To finance the estimated $27 trillion worth of cross-border B2B trade flowing through the globe’s supply chains, some businesses have plenty of options — from traditional bank loans to invoice factoring and other trade financing products.
But not all businesses are created equal. Often, small- and medium-sized businesses are trading with lower invoice values than mid-market and larger corporates, resulting in these SMBs getting squeezed out of the market for trade finance offerings from providers that don’t find smaller firms valuable enough to work with.
According to Shirish Jain, program director at Proxtera, this creates a significant barrier to growth for smaller firms.
“SMEs [small and medium-sized enterprises] have many options for finance only when they have a track record, when their trades are with ‘known’ buyers, and where ticket sizes are in the sweet spot for lenders — [about] $30,000,” he recently told PYMNTS. “This has created a higher barrier to entry, and often results in lack of choice, no choice or choice with extreme needs, such as personal security or collateral.”
When invoice and order sizes are under that $30,000 threshold, awareness of alternative sources of capital can be lacking among the small business community. As Jain explained, however, this is far from the only roadblock firms face when looking to grow and trade internationally.
Lack Of B2b Trust
Trade finance products like supply chain and purchase order financing act as vital sources of capital to fuel cross-border trade. But providers of these financing products also serve another purpose: to operate as the middle-man that can mitigate risk and ensure that funds land in the appropriate hands.

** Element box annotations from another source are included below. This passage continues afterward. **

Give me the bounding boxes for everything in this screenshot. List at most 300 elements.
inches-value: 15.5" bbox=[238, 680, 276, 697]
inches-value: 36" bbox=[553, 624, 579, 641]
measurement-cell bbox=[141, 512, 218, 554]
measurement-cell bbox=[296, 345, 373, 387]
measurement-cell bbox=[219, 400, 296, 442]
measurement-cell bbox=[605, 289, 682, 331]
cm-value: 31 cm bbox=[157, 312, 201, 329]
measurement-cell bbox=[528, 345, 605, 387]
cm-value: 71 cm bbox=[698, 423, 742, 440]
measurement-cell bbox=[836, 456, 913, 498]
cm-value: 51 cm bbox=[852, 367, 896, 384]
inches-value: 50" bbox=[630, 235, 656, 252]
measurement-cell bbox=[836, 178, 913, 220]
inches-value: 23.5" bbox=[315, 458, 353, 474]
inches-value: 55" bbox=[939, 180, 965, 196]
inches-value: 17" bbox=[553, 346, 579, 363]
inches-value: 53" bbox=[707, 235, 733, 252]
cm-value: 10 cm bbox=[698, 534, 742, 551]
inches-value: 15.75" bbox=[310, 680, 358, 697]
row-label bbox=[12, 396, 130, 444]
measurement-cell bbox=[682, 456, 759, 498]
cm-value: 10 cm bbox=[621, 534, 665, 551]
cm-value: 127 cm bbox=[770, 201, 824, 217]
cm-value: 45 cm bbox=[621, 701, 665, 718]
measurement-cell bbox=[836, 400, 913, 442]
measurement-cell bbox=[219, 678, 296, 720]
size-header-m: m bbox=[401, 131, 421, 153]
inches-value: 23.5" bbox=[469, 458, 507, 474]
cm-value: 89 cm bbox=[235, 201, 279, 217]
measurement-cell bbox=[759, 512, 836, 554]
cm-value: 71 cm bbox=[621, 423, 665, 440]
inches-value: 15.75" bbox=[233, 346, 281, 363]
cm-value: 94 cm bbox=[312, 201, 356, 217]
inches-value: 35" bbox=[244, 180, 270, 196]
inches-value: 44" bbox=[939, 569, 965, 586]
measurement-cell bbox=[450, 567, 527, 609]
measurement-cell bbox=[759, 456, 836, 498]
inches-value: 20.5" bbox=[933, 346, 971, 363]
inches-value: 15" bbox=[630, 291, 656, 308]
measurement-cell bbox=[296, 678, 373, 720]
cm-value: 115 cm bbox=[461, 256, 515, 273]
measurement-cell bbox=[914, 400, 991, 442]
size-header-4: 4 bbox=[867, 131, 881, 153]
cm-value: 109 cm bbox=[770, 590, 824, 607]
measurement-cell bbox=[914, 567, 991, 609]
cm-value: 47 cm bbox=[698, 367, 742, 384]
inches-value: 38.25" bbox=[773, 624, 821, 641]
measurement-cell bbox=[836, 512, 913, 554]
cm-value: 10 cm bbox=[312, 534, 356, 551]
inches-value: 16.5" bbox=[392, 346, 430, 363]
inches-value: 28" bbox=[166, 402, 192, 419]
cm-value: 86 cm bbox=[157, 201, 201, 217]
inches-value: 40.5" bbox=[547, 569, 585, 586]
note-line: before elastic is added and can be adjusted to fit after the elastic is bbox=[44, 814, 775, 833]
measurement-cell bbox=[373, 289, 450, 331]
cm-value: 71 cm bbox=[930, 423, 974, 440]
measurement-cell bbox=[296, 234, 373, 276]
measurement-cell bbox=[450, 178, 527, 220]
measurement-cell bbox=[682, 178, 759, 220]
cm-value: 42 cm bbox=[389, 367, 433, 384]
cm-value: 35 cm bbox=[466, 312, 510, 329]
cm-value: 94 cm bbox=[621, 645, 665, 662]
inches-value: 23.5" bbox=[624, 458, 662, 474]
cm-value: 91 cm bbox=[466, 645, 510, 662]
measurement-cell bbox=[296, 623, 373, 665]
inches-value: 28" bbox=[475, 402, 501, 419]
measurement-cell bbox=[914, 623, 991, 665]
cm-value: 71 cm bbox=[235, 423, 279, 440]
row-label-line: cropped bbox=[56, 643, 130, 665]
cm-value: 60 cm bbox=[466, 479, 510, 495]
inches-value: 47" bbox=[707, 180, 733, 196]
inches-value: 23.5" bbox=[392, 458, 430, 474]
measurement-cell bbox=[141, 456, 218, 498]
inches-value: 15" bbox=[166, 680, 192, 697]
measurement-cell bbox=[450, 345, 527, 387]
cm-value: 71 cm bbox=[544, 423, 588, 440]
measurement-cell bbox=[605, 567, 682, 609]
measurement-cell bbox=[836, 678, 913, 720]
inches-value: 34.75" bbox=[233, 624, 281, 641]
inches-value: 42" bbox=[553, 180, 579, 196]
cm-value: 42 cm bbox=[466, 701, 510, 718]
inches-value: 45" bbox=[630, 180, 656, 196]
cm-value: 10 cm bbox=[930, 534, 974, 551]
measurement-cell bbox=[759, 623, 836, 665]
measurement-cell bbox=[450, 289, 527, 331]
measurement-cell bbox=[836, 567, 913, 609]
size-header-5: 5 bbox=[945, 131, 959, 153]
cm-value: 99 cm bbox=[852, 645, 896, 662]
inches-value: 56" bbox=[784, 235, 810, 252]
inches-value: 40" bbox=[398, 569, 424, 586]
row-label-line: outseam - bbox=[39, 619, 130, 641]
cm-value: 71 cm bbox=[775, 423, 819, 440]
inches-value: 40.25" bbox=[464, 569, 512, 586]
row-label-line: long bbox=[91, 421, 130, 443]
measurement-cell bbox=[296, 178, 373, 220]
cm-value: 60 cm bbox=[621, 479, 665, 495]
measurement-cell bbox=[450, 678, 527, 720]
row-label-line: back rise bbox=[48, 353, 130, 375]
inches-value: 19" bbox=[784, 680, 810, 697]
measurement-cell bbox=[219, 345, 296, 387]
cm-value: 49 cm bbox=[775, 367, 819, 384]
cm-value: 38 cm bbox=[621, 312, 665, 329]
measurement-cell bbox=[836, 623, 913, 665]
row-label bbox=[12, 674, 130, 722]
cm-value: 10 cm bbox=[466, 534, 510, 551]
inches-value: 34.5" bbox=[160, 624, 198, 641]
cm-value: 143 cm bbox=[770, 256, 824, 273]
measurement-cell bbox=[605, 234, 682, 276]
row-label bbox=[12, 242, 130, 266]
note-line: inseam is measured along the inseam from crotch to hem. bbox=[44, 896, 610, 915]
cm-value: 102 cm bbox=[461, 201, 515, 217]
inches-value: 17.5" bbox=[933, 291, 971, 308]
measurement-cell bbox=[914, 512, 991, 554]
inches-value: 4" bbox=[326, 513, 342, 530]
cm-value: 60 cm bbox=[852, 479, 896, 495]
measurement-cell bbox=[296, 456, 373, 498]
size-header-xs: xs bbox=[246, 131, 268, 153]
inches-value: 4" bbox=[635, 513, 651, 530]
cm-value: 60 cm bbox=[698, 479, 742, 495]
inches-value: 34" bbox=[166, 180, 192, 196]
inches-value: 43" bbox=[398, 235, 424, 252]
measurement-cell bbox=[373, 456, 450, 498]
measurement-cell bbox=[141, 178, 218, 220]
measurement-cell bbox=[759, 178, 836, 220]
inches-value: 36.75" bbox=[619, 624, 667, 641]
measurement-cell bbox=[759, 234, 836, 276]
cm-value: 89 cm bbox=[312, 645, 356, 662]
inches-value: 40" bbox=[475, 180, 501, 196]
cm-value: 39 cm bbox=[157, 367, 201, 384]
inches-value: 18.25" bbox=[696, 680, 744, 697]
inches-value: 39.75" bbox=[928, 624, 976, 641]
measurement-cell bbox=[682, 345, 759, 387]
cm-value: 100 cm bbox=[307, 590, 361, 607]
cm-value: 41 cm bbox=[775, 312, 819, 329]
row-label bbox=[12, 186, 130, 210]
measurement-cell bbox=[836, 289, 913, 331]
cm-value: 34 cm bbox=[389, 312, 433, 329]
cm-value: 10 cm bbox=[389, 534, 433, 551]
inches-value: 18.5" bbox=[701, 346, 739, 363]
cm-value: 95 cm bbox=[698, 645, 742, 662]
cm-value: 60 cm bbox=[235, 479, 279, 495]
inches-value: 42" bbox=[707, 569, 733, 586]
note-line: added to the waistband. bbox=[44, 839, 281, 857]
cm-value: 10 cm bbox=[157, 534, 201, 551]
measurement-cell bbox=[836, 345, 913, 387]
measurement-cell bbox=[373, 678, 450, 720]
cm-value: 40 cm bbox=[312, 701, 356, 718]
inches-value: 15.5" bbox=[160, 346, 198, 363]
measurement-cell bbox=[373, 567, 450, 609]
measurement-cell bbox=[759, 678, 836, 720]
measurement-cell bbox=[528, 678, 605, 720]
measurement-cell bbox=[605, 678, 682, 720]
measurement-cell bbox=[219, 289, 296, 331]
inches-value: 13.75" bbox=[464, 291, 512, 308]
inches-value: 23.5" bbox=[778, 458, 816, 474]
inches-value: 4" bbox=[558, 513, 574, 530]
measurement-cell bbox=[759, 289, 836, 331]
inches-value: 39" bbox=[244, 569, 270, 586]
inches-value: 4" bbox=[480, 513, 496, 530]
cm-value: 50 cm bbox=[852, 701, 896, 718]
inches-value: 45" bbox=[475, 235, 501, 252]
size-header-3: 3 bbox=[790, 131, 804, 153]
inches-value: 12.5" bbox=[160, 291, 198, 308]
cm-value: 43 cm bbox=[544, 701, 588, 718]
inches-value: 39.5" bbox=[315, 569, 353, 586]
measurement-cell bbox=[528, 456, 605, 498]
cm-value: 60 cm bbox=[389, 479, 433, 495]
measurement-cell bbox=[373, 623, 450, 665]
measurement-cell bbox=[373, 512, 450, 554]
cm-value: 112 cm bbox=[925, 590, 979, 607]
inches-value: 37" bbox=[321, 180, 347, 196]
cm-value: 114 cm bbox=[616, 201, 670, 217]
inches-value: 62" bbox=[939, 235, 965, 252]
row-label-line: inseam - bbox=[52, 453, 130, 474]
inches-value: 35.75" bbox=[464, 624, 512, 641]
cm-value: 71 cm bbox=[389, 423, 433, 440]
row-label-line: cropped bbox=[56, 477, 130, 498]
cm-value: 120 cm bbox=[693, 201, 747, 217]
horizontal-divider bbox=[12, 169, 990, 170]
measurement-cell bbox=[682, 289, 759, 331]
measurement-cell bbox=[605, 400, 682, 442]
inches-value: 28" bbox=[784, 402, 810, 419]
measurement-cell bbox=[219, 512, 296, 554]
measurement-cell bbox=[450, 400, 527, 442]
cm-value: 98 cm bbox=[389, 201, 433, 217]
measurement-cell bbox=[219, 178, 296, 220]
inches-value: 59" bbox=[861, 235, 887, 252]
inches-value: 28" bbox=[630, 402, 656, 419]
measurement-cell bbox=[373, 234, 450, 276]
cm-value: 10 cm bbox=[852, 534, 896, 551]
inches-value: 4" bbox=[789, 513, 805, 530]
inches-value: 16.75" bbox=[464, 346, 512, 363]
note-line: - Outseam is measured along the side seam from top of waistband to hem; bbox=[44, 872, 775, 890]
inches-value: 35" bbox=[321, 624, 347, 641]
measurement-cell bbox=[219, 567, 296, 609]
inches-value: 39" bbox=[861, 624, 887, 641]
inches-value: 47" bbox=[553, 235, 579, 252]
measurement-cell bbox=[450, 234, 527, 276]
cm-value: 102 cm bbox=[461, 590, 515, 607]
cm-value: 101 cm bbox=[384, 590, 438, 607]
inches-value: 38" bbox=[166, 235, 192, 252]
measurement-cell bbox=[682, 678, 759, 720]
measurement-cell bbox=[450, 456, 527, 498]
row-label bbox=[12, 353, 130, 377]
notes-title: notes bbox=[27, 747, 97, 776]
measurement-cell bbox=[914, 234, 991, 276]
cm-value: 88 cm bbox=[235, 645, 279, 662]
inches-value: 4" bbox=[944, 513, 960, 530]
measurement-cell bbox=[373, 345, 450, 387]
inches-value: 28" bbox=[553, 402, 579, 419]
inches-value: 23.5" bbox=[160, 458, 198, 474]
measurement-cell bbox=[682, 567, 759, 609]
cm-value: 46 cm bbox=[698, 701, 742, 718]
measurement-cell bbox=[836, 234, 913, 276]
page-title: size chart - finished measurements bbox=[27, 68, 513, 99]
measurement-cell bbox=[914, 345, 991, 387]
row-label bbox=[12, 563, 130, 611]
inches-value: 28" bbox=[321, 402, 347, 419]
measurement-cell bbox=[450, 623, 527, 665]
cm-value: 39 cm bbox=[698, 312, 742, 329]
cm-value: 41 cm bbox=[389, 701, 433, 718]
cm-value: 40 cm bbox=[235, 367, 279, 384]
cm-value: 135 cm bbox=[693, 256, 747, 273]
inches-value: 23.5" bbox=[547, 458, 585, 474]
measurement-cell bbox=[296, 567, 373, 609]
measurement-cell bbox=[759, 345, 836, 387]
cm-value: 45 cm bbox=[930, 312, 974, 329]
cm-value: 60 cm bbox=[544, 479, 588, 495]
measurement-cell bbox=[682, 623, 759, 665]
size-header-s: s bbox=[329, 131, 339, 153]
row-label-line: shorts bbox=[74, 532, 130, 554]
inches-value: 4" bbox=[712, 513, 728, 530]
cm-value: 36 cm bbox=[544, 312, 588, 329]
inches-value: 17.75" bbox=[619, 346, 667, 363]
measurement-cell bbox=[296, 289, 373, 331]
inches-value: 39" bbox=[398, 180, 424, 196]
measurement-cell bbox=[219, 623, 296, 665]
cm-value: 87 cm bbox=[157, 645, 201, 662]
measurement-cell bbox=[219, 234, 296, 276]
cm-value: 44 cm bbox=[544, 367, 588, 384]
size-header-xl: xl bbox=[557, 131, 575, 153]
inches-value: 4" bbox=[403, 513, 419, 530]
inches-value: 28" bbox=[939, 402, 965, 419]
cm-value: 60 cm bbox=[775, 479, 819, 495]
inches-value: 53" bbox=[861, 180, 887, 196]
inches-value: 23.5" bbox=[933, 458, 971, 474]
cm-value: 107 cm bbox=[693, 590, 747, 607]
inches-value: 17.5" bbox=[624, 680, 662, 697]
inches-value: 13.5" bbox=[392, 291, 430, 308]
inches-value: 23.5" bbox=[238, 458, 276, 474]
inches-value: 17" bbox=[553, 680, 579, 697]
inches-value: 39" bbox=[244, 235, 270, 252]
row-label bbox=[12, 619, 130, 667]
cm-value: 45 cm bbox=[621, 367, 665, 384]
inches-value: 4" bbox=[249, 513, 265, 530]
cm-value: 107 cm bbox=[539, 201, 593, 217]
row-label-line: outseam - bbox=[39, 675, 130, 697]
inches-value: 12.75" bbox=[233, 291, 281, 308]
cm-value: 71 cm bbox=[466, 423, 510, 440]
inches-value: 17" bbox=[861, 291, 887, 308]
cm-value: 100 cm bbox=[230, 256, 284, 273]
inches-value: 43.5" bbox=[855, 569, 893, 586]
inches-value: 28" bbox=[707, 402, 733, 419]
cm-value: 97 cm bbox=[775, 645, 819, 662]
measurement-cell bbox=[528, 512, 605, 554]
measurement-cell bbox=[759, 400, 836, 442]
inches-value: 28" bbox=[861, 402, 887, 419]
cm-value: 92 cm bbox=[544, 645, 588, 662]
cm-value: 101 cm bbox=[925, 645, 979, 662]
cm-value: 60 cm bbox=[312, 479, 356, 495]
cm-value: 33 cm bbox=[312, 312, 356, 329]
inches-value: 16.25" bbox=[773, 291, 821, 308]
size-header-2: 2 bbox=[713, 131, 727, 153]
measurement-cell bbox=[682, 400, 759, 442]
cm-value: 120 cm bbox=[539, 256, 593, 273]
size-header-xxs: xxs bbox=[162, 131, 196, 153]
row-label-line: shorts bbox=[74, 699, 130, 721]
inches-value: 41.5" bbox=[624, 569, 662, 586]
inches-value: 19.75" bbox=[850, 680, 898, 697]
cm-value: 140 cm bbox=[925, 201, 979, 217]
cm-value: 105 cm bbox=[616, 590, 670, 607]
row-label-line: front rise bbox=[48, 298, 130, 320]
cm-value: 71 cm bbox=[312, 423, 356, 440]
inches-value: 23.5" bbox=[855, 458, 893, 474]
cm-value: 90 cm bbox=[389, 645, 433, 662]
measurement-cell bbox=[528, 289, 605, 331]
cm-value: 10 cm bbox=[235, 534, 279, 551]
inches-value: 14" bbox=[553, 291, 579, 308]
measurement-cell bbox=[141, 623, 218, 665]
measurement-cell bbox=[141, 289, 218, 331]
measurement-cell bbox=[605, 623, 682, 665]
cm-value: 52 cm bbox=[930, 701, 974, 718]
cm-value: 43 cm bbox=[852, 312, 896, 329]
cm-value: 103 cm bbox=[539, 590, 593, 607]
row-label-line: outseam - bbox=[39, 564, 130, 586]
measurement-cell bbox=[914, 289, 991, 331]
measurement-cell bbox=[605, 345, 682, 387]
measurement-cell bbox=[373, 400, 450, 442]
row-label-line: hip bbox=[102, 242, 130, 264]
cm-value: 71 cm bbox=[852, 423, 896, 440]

When smaller companies lack access to trade finance, they’re also missing that risk mitigation component that can make B2B trade so cumbersome.
“With regards to cross-border trade, the biggest barrier SMEs face is trust,” said Jain, noting that this lack of trust manifests in several ways.
On the supplier side, a lack of trust means a lack of certainty of payment, while for buyers, it means a lack of certainty that the right goods will be delivered on time. This point of friction can also cause challenges in the dispute resolution process in the case that contract terms are not met.
According to Jain, the pain point of a lack of payment certainty for vendors, and a lack of cost efficiency for buyers, is particularly acute in less mature trade corridors in which financing options are even more limited.
Before — And After — The Trade
Mediating these points of friction can be complex, going beyond merely injecting cash and offering escrow services from the point of sale.
Indeed, said Jain, streamlining the flow of cash in cross-border B2B trade involves addressing the biggest points of friction both before and after a deal is struck.
On the pre-trade side of the lifecycle, there is an opportunity to offer support in buyer-supplier discovery, as well as in facilitating import/export licensing requirements. During trade, he said, small businesses face plenty of logistical and shipping hurdles, particularly in newer trade corridors. And finally, in the post-trade workflow, businesses are tasked with managing payments and working capital.
Proxtera’s strategy to combat these trading roadblocks is to integrate directly into B2B eCommerce platforms and introduce add-on services like financing, payments and fulfillment. This requires strategic collaboration and coordination between Proxtera, eCommerce platforms, FinTechs and the trading partners involved, but results in a workflow that can address small businesses’ challenges at the point of need, regardless of where they are in the global trade lifecycle.
With the coronavirus crisis adding even greater friction to global trade operations thanks to business closures, supply chain disruptions and working capital constraints, SMBs will be tasked with finding the right tools to overcome these hurdles. Diversifying supply chains and implementing a working capital cushion will be critical for smaller firms as they wade through the disruption.
“By diversifying their supply chain, SMEs will be able to expand their revenue sources from a single market to multiple markets rapidly, improving the odds of thriving in the ‘new normal,’” said Jain.